Attending the ancestral ceremony on Wednesday was Bolivian President Luis Arce, Vice President David Choquehuanca, representatives from the diplomatic corps, local officials and leaders of assorted social and indigenous organizations.
Arce and Choquehuanca arrived at the archaeological site before dawn, to make an offering to the deities and ancestors as a way of “asking permission” before entering the Akapna pyramid and passing through a portal to descend some ancient steps cut into the stone.
Once at the lower level, they were welcomed by Aymara elders, wise men and women carrying on the Inca traditions, bearing braziers they fed with incense and leading them toward the Kalasasaya temple.

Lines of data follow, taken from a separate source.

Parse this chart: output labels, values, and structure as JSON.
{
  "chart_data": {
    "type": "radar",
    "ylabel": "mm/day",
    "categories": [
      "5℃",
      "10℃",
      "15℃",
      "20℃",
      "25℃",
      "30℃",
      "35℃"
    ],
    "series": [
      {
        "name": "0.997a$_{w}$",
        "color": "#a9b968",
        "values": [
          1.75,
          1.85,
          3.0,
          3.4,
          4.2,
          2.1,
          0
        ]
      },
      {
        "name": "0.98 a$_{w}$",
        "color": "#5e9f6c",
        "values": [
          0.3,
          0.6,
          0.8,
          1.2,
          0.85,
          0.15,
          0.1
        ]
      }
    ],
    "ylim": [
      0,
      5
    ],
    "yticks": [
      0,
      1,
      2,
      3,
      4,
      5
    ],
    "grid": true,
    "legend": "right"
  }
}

There, they placed the so-called “mesas,” carved wooden and colorful animals and other figures representing the good things mankind receives from Pachamama and to which they then set fire, feeding the flames with wine and alcohol.

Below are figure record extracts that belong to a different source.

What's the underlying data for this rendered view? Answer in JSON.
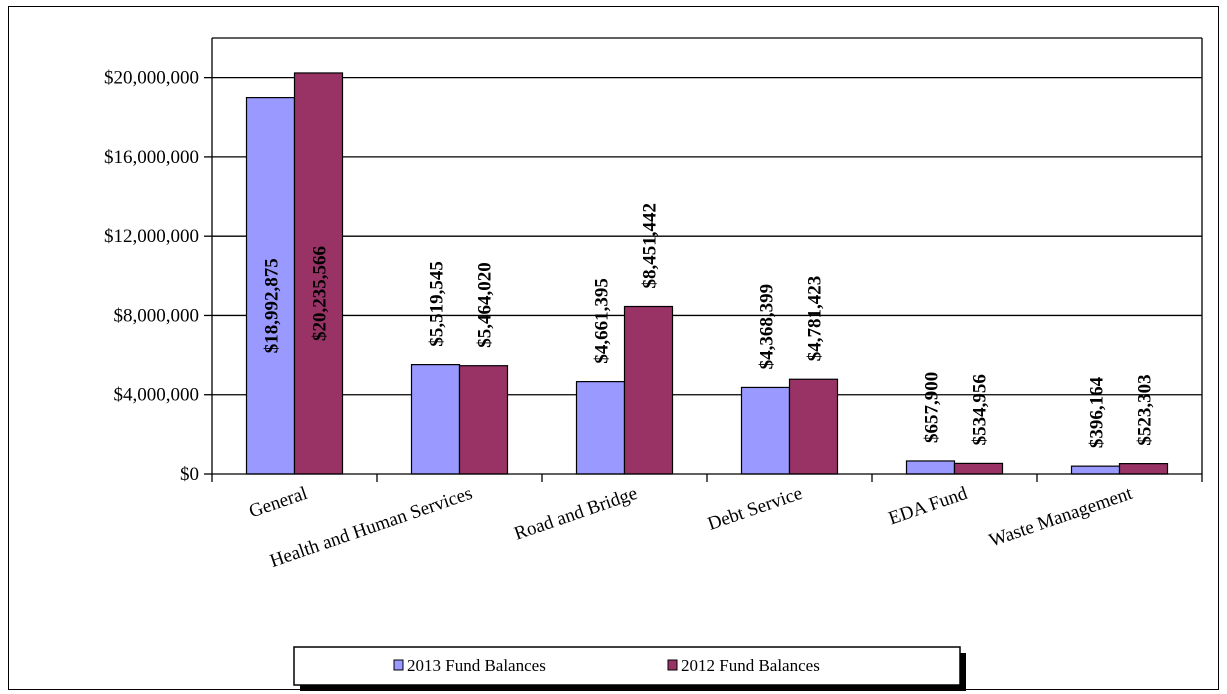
{
  "chart_data": {
    "type": "bar",
    "categories": [
      "General",
      "Health and Human Services",
      "Road and Bridge",
      "Debt Service",
      "EDA Fund",
      "Waste Management"
    ],
    "series": [
      {
        "name": "2013 Fund Balances",
        "color": "#9999ff",
        "values": [
          18992875,
          5519545,
          4661395,
          4368399,
          657900,
          396164
        ],
        "labels": [
          "$18,992,875",
          "$5,519,545",
          "$4,661,395",
          "$4,368,399",
          "$657,900",
          "$396,164"
        ]
      },
      {
        "name": "2012 Fund Balances",
        "color": "#993366",
        "values": [
          20235566,
          5464020,
          8451442,
          4781423,
          534956,
          523303
        ],
        "labels": [
          "$20,235,566",
          "$5,464,020",
          "$8,451,442",
          "$4,781,423",
          "$534,956",
          "$523,303"
        ]
      }
    ],
    "yticks": [
      0,
      4000000,
      8000000,
      12000000,
      16000000,
      20000000
    ],
    "ytick_labels": [
      "$0",
      "$4,000,000",
      "$8,000,000",
      "$12,000,000",
      "$16,000,000",
      "$20,000,000"
    ],
    "ylim": [
      0,
      22000000
    ],
    "grid": true,
    "legend_position": "bottom"
  }
}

That spiritual moment came to its culmination when the participants extended their hands, palms open, in the direction of the large bonfire that was lit as a symbol of receiving the energies that are believed to become manifest with the newly inaugurated temporal period.

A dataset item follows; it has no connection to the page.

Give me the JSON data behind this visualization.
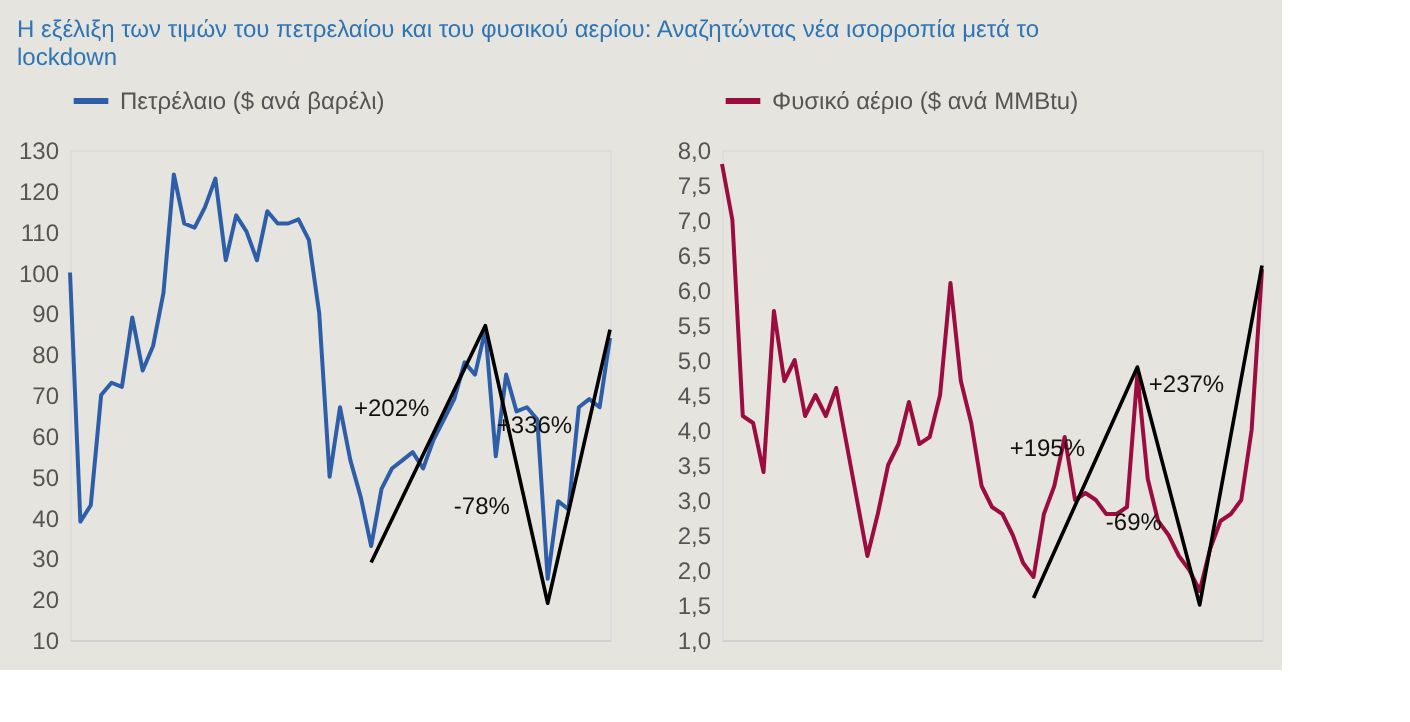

In his speech at the ceremony, Arce emphasized that the Southern Hemisphere’s summer solstice “augurs for the production” of food, ensuring that “the rains will come” and that starting at this point a new period is under way that, according to the Andean cosmological view, provides hope for the rest of the year.
The president made reference to the prolonged drought that has affected the country for the past three years, although up until the recent past the annual cycle had included abundant rain followed by seasonal dry periods.
“Pachamama is telling us (with the solstice) that she’s going to bless us with rains and that we’re going to produce food for the people, (and thus it is) very important to come to Tiahuanaco,” he emphasized.
In turn, Choquehuanca said that the summer solstice is one of four “cosmic dates” that in Bolivia foster an “encounter” among people with Mother Earth, the sun, the rivers and with fire.
The Bolivian vice president said that with this new cycle “the rains will begin in March,” and that this also includes a significant energy element given that water is vital for “life” and “calmness.”
This year’s summer solstice is also the occasion on which the Bolivian government is launching a “geopolitics of living well,” that is understood to be a “decolonization from Western geopolitics,” he said.
Choquehuanca mentioned that the proposal includes “taking care of life,” “returning to equilibrium” and “finding consensus,” something that he said runs counter to the geopolitical model that implies “domination and subjugation.”
The new “geopolitical” model also implies a process of “reordering international relations,” said the vice president.
The idea of “living well,” a value enshrined in the Bolivian Constitution of 2009, is linked to the ancient knowledge of indigenous peoples and emphasizes certain other elements like complementarity and harmony among the members of the community and with nature.